Editorial, Opinion Piece Examine Future Of World Health Organization
As the World Health Assembly draws to a close in Geneva this week, and Margaret Chan accepts her appointment to a second five-year term as director-general of the World Health Organization (WHO), an editorial and an opinion piece examine the future of the U.N. health agency. Summaries of these pieces appear below.

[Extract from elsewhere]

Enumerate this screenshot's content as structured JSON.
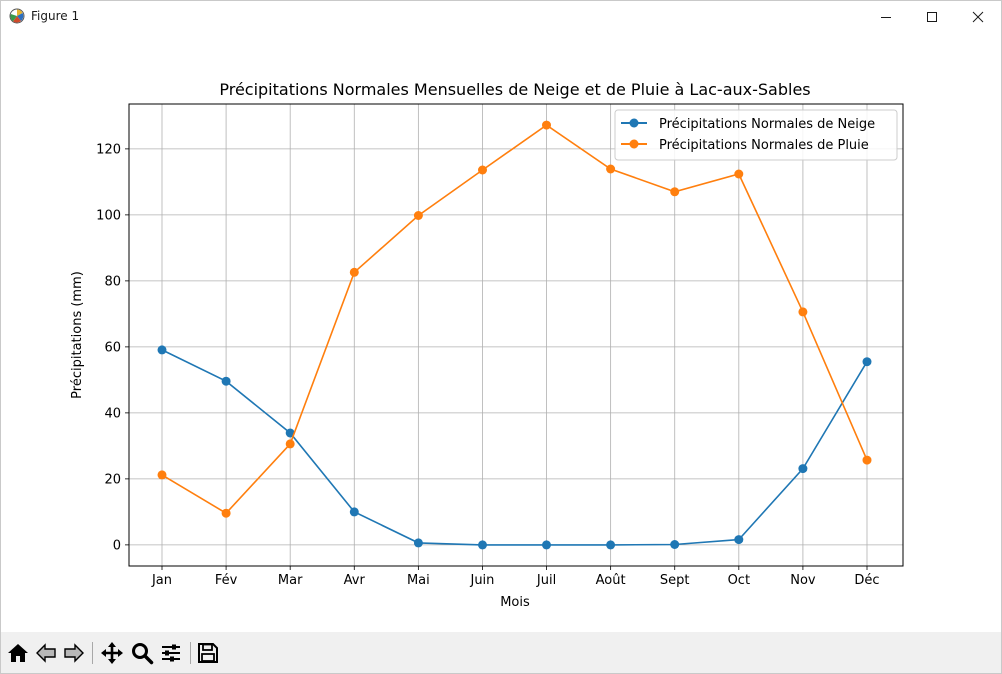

- Richard Horton, Lancet: “In WHO’s annual World Health Statistics, released last week, the agency chose, correctly, to present a picture of change,” Horton, editor-in-chief of the Lancet, writes, adding, “WHO must be a science-led and data-driven organization,” led by scientists. He continues, “WHO’s greatest challenge [is] to focus on a few priority initiatives, and to realign resources to support those priorities.” Horton says the WHO should focus on “three programmatic pillars” — health of the people of Africa, women’s health, and non-communicable diseases — that “must be part of an inspirational vision … that has gradually been forming: universal health care in an era of sustainable development.” He concludes, “The agency has 12 months to put ‘reform’ behind it and to embark on a phase of vigorous leadership and strategic renewal. It is at next year’s World Health Assembly that another report card needs to be written — this time not just for health, but for WHO itself” (5/26).
- Devi Sridhar, Lawrence Gostin, and Derek Yach, Foreign Affairs: “After 15 years of heralded progress on pandemic preparedness, tuberculosis control, tobacco regulation, and health metrics, the World Health Organization faces confusion over its future,” Sridhar, a lecturer in global health politics at Oxford University; Gostin, a professor of law at Georgetown University; and Yach, senior vice president of global health and agricultural policy at PepsiCo and former executive director of the WHO, write. “The most serious examples [are] the WHO’s inability to address non-communicable disease (NCD) prevention globally, to improve access to health systems, and to set global priorities in health,” they argue. “To be effective, the WHO needs to assert the importance of health in decision-making at the national level” and “to be at the table when global trade and financial decisions are negotiated,” they write, adding, “Stronger diplomatic abilities adapted from the trade and finance regimes, in addition to a well-articulated case for linkage to major global debates on sustainable development, human rights, and security, will earn the WHO its right in settings where health can truly flourish” (5/24).